Trading Foreign Securities in Local Currencies
Comment of the Day

March 04 2013

Commentary by Eoin Treacy

Trading Foreign Securities in Local Currencies

Thanks to a subscriber for this piece from Charles Schwab that may be of interest to subscribers. Here is a section
Sam Prather's latest investing idea came to him literally off the beaten path. On a recent off-roading excursion in the Mojave Desert, he stopped his pickup truck in front of a mining operation.

“The mine was very active,” recalls Sam, 58, a retired engineering executive and venture capitalist from Los Gatos, Calif. “There was quite a bit of security around it, meaning they were protecting something valuable. It got me curious.”

Sam discovered that the mine's owner was a European company that used hectorite to make a specialty product to keep antiperspirants from staining clothes. The company had American Depositary Receipts (ADRs) available to purchase, but they were very lightly traded. So Sam used his Schwab Global Account to buy shares of the company directly over the London Stock Exchange using British pounds.

Eoin Treacy's view Sam regaled the dinner table at the Contrary Opinion Forum last October with his tale of off-roading in the desert. When he and his brother came across a watered road their curiosity was pricked and they followed it to its origin. What they found was a well-fortified facility with nothing to tell the casual observer what was behind the fence. After some research and a number of phone calls they found the name of the company that owns the facility and what it mines.
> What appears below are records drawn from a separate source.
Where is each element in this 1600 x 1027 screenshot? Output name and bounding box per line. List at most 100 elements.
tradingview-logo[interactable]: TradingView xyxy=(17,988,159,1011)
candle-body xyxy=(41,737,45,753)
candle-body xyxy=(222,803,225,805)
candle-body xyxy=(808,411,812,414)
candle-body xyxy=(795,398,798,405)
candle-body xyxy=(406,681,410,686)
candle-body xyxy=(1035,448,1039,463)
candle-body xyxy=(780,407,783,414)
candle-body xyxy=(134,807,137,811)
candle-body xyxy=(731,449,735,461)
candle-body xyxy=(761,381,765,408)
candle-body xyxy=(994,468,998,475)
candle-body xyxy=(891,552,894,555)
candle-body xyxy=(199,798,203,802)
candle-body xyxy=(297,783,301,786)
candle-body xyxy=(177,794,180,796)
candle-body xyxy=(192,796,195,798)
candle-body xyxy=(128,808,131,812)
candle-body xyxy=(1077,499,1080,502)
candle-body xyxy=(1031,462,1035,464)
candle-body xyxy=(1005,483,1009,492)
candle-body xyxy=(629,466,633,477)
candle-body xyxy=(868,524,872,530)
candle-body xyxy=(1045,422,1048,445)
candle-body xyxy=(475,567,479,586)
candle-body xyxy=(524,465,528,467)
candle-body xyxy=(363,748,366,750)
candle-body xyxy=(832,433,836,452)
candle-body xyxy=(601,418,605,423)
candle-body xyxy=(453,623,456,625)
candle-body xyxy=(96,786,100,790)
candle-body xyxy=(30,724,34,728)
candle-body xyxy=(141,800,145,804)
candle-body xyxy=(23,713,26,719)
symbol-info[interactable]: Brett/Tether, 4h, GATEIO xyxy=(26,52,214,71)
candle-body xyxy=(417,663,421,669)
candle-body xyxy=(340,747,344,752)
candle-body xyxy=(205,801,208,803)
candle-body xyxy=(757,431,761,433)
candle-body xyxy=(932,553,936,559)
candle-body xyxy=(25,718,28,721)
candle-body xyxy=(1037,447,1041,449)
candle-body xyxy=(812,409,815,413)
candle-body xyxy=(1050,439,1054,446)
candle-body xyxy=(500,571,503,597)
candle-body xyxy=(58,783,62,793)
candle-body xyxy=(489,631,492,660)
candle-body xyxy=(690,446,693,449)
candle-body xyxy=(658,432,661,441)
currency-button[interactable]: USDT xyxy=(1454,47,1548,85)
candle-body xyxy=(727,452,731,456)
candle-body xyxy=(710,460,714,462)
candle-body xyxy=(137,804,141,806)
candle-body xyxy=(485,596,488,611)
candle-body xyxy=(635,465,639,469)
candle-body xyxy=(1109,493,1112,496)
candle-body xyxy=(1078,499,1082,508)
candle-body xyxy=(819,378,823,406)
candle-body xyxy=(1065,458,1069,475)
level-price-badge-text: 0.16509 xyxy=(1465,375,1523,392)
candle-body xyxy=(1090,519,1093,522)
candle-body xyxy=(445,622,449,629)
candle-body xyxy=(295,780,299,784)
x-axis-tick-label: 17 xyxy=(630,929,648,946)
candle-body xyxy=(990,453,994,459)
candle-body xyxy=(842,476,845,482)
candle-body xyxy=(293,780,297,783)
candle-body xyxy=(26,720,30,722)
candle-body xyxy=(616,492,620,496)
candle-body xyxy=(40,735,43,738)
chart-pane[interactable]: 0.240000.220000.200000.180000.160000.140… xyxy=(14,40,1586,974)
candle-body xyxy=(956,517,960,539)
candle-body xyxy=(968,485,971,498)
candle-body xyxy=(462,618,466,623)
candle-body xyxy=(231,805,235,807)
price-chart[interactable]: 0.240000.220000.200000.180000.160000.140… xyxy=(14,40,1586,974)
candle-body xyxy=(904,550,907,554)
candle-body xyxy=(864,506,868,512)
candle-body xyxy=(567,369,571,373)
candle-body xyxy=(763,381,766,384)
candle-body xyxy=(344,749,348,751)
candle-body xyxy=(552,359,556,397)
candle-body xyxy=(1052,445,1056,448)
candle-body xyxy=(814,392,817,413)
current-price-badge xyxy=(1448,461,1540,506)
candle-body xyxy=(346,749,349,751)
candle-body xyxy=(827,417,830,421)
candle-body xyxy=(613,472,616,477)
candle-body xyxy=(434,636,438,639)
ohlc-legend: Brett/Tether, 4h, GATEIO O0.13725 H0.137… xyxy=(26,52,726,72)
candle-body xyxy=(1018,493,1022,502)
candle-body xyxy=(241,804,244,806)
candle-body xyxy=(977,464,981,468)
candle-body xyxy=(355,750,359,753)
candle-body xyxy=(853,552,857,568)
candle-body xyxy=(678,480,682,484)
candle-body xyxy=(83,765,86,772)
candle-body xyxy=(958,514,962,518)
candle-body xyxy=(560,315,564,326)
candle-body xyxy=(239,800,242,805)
Hectorite is a relatively rare mineral and is named after the town it was first discovered near in California's San Bernardino County. Some of its primary uses are as an ingredient that reduces the tendency of antiperspirant to stain clothes. It also has uses in the oil and gas drilling industry. Here is a link to a presentation from Elementis, the company Sam told his story about, detailing the advantages of Hectorite over Bentonite.

Elementis has a market cap of £1 billion, a P/E of 15.23 and dividend yield of 2.1%. The share found support in the region of the 200-day MA from late January and a sustained move below it would be required to question medium-term scope for continued higher to lateral ranging.